Direct scantling assessment of propeller blades

• The evaluation of the propeller strength still relies on simplified methods, basically considering the blade as a cantilever beam.
• A direct scantling assessment procedure for propeller blades is proposed in this paper, based on coupled CFD and FEM analyses.
• Loads acting on a blade are variable in the blade revolution and in different operating conditions.
• Governing limit states are identified and the influence of fatigue phenomena is duly considered.
• The fatigue assessment could reduce the safety factors in propeller scantling and allows improving the quality of propeller design.
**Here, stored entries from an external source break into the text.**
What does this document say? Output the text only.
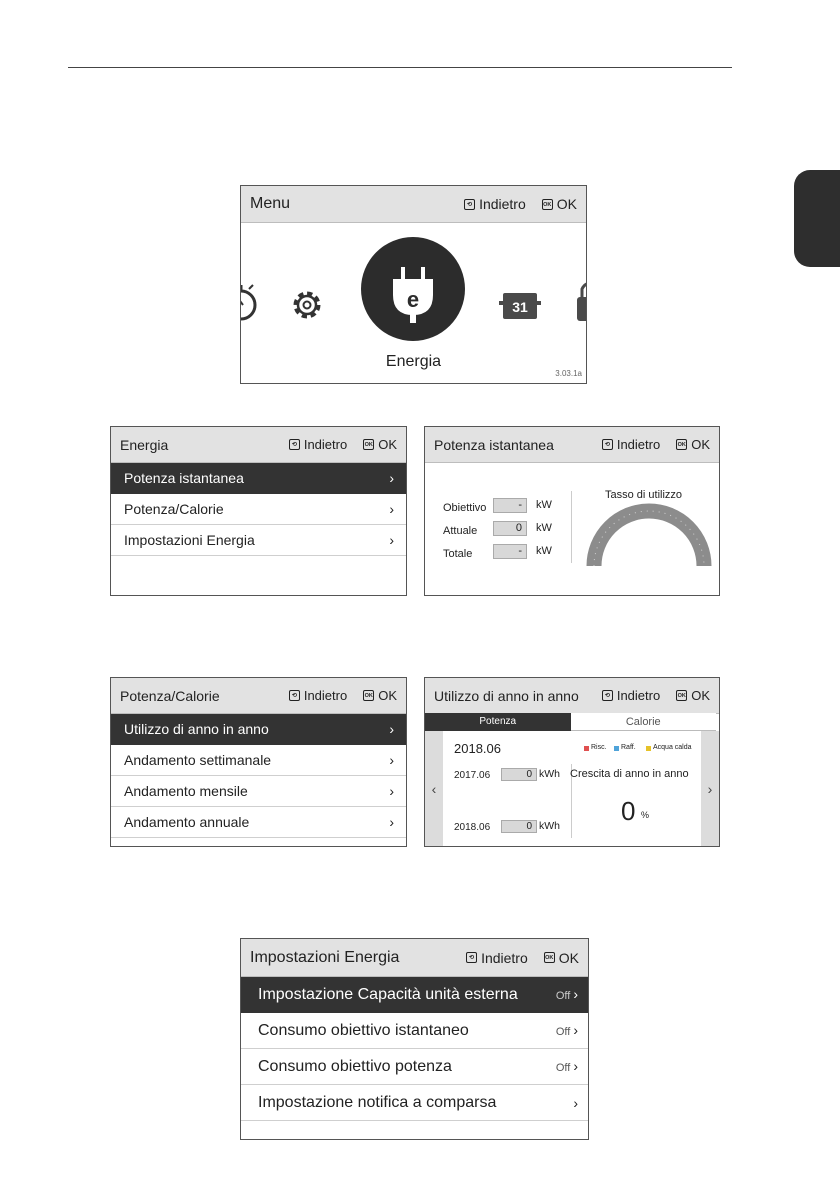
Menu	⟲ Indietro	OK OK
e	31
Energia
3.03.1a
Energia	⟲ Indietro	OK OK
Potenza istantanea	›
Potenza/Calorie	›
Impostazioni Energia	›
Potenza istantanea	⟲ Indietro	OK OK
Obiettivo	-	kW
Attuale	0	kW
Totale	-	kW
Tasso di utilizzo
Potenza/Calorie	⟲ Indietro	OK OK
Utilizzo di anno in anno	›
Andamento settimanale	›
Andamento mensile	›
Andamento annuale	›
Utilizzo di anno in anno	⟲ Indietro	OK OK
Potenza	Calorie
‹	›
2018.06	Risc. Raff. Acqua calda
2017.06	0 kWh
2018.06	0 kWh
Crescita di anno in anno
0 %
Impostazioni Energia	⟲ Indietro	OK OK
Impostazione Capacità unità esterna	Off ›
Consumo obiettivo istantaneo	Off ›
Consumo obiettivo potenza	Off ›
Impostazione notifica a comparsa	›
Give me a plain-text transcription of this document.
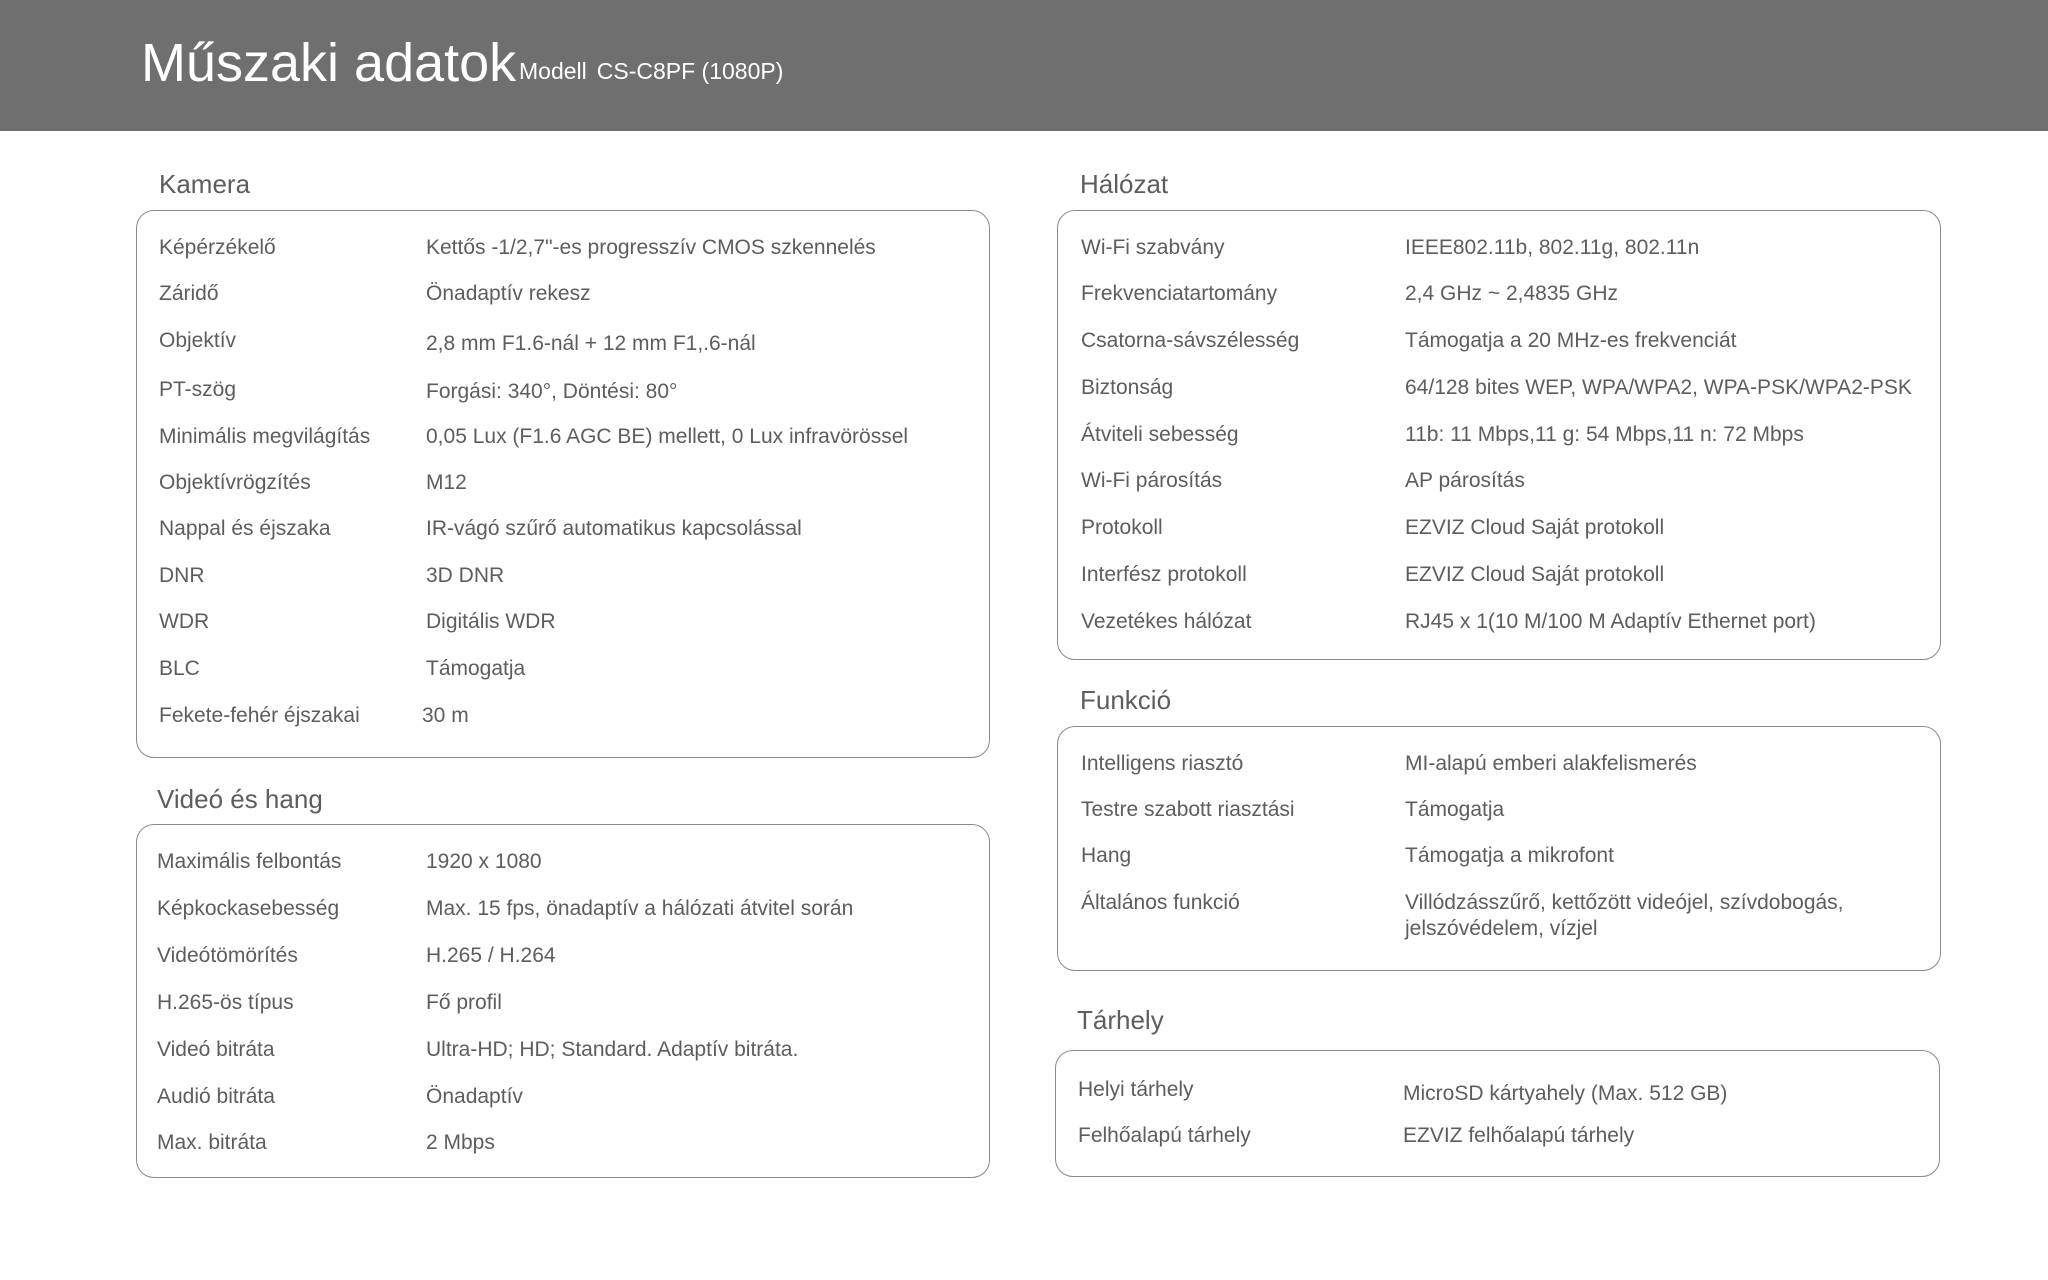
Műszaki adatok Modell CS-C8PF (1080P)
Kamera
Képérzékelő	Kettős -1/2,7"-es progresszív CMOS szkennelés
Záridő	Önadaptív rekesz
Objektív	2,8 mm F1.6-nál + 12 mm F1,.6-nál
PT-szög	Forgási: 340°, Döntési: 80°
Minimális megvilágítás	0,05 Lux (F1.6 AGC BE) mellett, 0 Lux infravörössel
Objektívrögzítés	M12
Nappal és éjszaka	IR-vágó szűrő automatikus kapcsolással
DNR	3D DNR
WDR	Digitális WDR
BLC	Támogatja
Fekete-fehér éjszakai	30 m
Videó és hang
Maximális felbontás	1920 x 1080
Képkockasebesség	Max. 15 fps, önadaptív a hálózati átvitel során
Videótömörítés	H.265 / H.264
H.265-ös típus	Fő profil
Videó bitráta	Ultra-HD; HD; Standard. Adaptív bitráta.
Audió bitráta	Önadaptív
Max. bitráta	2 Mbps
Hálózat
Wi-Fi szabvány	IEEE802.11b, 802.11g, 802.11n
Frekvenciatartomány	2,4 GHz ~ 2,4835 GHz
Csatorna-sávszélesség	Támogatja a 20 MHz-es frekvenciát
Biztonság	64/128 bites WEP, WPA/WPA2, WPA-PSK/WPA2-PSK
Átviteli sebesség	11b: 11 Mbps,11 g: 54 Mbps,11 n: 72 Mbps
Wi-Fi párosítás	AP párosítás
Protokoll	EZVIZ Cloud Saját protokoll
Interfész protokoll	EZVIZ Cloud Saját protokoll
Vezetékes hálózat	RJ45 x 1(10 M/100 M Adaptív Ethernet port)
Funkció
Intelligens riasztó	MI-alapú emberi alakfelismerés
Testre szabott riasztási	Támogatja
Hang	Támogatja a mikrofont
Általános funkció	Villódzásszűrő, kettőzött videójel, szívdobogás, jelszóvédelem, vízjel
Tárhely
Helyi tárhely	MicroSD kártyahely (Max. 512 GB)
Felhőalapú tárhely	EZVIZ felhőalapú tárhely
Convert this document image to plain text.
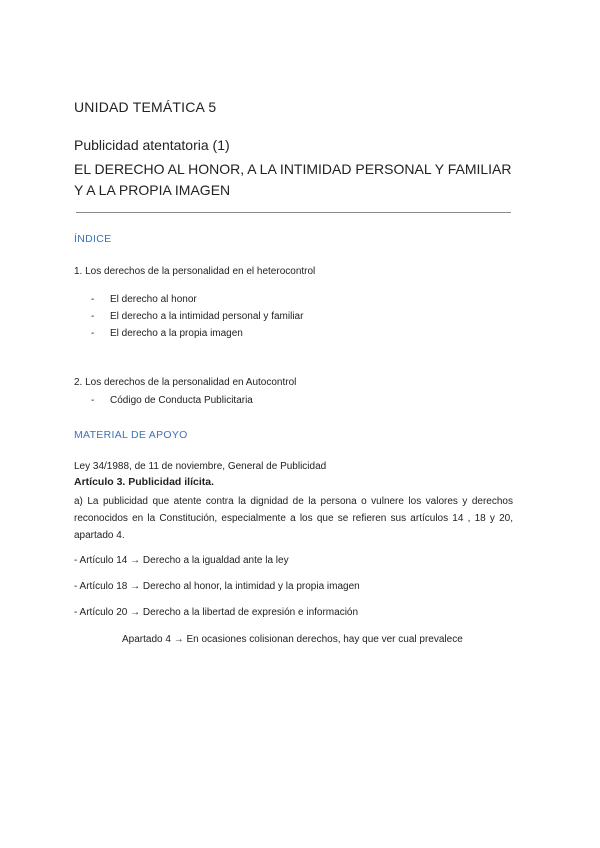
UNIDAD TEMÁTICA 5
Publicidad atentatoria (1)
EL DERECHO AL HONOR, A LA INTIMIDAD PERSONAL Y FAMILIAR Y A LA PROPIA IMAGEN
ÍNDICE
1. Los derechos de la personalidad en el heterocontrol
- El derecho al honor
- El derecho a la intimidad personal y familiar
- El derecho a la propia imagen
2. Los derechos de la personalidad en Autocontrol
- Código de Conducta Publicitaria
MATERIAL DE APOYO
Ley 34/1988, de 11 de noviembre, General de Publicidad
Artículo 3. Publicidad ilícita.
a) La publicidad que atente contra la dignidad de la persona o vulnere los valores y derechos reconocidos en la Constitución, especialmente a los que se refieren sus artículos 14 , 18 y 20, apartado 4.
- Artículo 14 → Derecho a la igualdad ante la ley
- Artículo 18 → Derecho al honor, la intimidad y la propia imagen
- Artículo 20 → Derecho a la libertad de expresión e información
Apartado 4 → En ocasiones colisionan derechos, hay que ver cual prevalece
Traditionally, propeller design has been focused on all activities necessary to obtain a propeller featuring a high efficiency, avoiding erosive cavitation for given operating conditions and having adequate structural strength. In recent years, more and more challenging requirements have been imposed, such as the reduction of radiated noise and pressures pulses, requiring more precise analyses and methods in the optimization of the propeller performance. On the other hand, the evaluation of the propeller strength still relies on simplified methods, which basically consider the blade as a cantilever beam subjected to characteristic static forces. Since the loads acting on a blade are variable in the blade revolution and in different operating conditions throughout the ship life, a procedure to account for the influence of fatigue phenomena is proposed. The fatigue assessment could reduce the safety factor in the propeller scantling rules and allow improving the quality of propeller design (e.g. obtaining higher efficiency, margin on cavitation phenomena, less noise).